Kajati Susilo Yustinus Enggan Bicara Perkara

ilustrasi - foto-net

Bandarlampung – Kepala Kejaksaan Tinggi (Kajati) Lampung Susilo Yustinus enggan bicara mengenai perkara-perkara yang ada di lingkungan Kejati Lampung. Tidak hanya bungkam soal perkara tapi ia juga belum mau berkomentar terkait perburuan buronan yang ada dalam daftar pencarian orang (DPO) jaksa.

“saya ini kan baru hari pertama jadi nanti saja ya soal itu (perkara-Red),” ujarnya saat dikonfirmasi awak media saat melaksanakan inspeksi mendadak di Kantor Kejati Lampung, senin (12/3/2018)

Padahal, mantan Direktur Tindak Pidana Umum Lainnya (TPUL) Kejaksaan Agung (Kejagung) itu merupakan sosok yang ditunggu untuk bekerja menuntaskan tunggakan perkara, permasalahan terkait penanganan perkara serta pengejaran DPO. Sikap Yustinus tersebut tentu dapat menimnulkan asumsi publik apakah sosok pengganti Kajati Syafrudin tersebut tidak lebih garang dalam menegakkan hukum hukusnya tindak pidana korupsi (Tipikor).

Berbeda sangat kontras dengan Kajati Syafrudin ketika pertama kali diwawancarai awak media. Ketika itu, Kajati Syafrudin berapi-api dihadapan awak media bertempat dilobi Penerangan Hukum (Penkum) menyatakan dengan tegas bahwa masa kepemimpinannya akan perang melawan korupsi. “Kita nyatakan perang terhadap segala bentuk korupsi,” katanya saat pertama bertugas di Lampung.

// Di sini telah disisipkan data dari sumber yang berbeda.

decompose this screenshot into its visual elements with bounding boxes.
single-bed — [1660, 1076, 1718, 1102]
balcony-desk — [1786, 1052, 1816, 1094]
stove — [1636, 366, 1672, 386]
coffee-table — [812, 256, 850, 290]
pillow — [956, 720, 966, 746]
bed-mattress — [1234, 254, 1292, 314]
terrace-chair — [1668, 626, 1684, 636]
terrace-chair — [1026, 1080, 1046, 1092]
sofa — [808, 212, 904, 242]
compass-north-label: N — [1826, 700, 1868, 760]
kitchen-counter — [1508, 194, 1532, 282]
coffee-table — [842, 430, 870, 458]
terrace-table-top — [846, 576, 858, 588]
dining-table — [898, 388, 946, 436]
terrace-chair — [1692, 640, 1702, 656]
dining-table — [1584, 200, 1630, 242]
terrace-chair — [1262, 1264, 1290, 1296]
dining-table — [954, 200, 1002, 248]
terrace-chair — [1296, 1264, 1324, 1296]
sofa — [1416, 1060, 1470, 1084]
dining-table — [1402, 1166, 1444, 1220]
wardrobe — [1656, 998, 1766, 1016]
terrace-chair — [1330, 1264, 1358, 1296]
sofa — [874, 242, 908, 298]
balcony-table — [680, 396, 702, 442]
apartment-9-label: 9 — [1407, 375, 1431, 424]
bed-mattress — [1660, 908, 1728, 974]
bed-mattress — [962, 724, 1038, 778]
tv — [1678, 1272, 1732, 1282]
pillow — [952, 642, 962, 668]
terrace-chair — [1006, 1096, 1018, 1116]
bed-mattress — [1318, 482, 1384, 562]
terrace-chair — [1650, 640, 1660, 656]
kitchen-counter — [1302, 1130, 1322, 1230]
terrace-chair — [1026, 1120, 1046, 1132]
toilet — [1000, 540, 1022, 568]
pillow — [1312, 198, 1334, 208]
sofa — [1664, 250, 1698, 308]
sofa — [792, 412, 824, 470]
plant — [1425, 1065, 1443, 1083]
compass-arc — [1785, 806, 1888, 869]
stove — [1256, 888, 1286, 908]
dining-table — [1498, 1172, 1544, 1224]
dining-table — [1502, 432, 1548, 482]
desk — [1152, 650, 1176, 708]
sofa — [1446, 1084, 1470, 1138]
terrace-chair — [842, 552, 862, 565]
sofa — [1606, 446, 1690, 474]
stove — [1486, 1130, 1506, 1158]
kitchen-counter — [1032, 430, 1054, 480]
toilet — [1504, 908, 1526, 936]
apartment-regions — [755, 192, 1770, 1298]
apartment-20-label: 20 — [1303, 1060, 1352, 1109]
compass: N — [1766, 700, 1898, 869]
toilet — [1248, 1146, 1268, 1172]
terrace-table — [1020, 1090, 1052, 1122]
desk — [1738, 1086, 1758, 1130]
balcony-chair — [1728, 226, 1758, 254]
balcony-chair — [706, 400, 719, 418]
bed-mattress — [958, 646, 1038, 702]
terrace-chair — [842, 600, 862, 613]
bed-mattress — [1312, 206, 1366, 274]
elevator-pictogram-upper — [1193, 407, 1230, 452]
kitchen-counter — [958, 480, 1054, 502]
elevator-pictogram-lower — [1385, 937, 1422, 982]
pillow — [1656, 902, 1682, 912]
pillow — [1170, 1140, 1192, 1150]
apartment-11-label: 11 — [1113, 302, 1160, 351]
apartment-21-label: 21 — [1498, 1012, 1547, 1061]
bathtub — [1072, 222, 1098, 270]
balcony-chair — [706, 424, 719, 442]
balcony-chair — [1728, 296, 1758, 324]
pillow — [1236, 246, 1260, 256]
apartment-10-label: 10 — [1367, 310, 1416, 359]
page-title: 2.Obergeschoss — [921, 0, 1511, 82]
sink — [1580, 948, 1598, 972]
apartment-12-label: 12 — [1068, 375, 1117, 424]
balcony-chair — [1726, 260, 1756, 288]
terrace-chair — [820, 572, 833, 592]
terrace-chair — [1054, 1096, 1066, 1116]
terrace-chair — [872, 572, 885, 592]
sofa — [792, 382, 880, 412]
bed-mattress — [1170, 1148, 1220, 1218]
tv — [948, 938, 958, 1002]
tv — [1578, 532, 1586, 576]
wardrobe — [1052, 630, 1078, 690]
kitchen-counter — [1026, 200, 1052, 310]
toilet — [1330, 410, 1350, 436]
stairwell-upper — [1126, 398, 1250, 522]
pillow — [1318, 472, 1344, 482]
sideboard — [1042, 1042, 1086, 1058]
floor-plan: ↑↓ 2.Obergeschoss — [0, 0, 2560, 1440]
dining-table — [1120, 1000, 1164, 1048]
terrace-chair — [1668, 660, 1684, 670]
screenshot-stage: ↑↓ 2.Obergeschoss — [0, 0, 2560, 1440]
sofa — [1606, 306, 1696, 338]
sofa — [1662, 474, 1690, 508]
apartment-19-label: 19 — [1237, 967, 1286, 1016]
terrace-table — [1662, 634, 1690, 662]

Meski begitu, harapan masyarakat kepada Kajati Yustinus tetap besar dalam tugas penegakan hukum sehingga citra korp adhyaksa tersebut tetap positif dan jauh dari kesan negative sesuai pesan Jaksa Agung HM Prastyo. “Jangan rusak citra kejaksaan,” ucap Jaksa Agung saat melantik para Kajati yang diantaranya ada Susilo Yustinus.

Dalam melaksanakan tugasnya, menurut Forum Masyarakat Anti Korupsi (FMAK) Lampung bahwa, hal utama yang semestinya dijadikan prioritas Susilo yakni selain perburuan DPO juga perkara yang sempat menjadi polemik di masyarakat lampung diantaranya kasus dugaan korupsi proyek batu Dinas PU Mesuji senilai 26 Miliar yang belum tuntas ditangani Kajati Syafrudin. “juga harus ditelusuri dugaan kongkalikong Kejari Menggala saat perkara tindak pidana pemilu dengan tersangka Khamami waktu itu di Kejari Mengala,”tutup Koordinator FMAK Gede.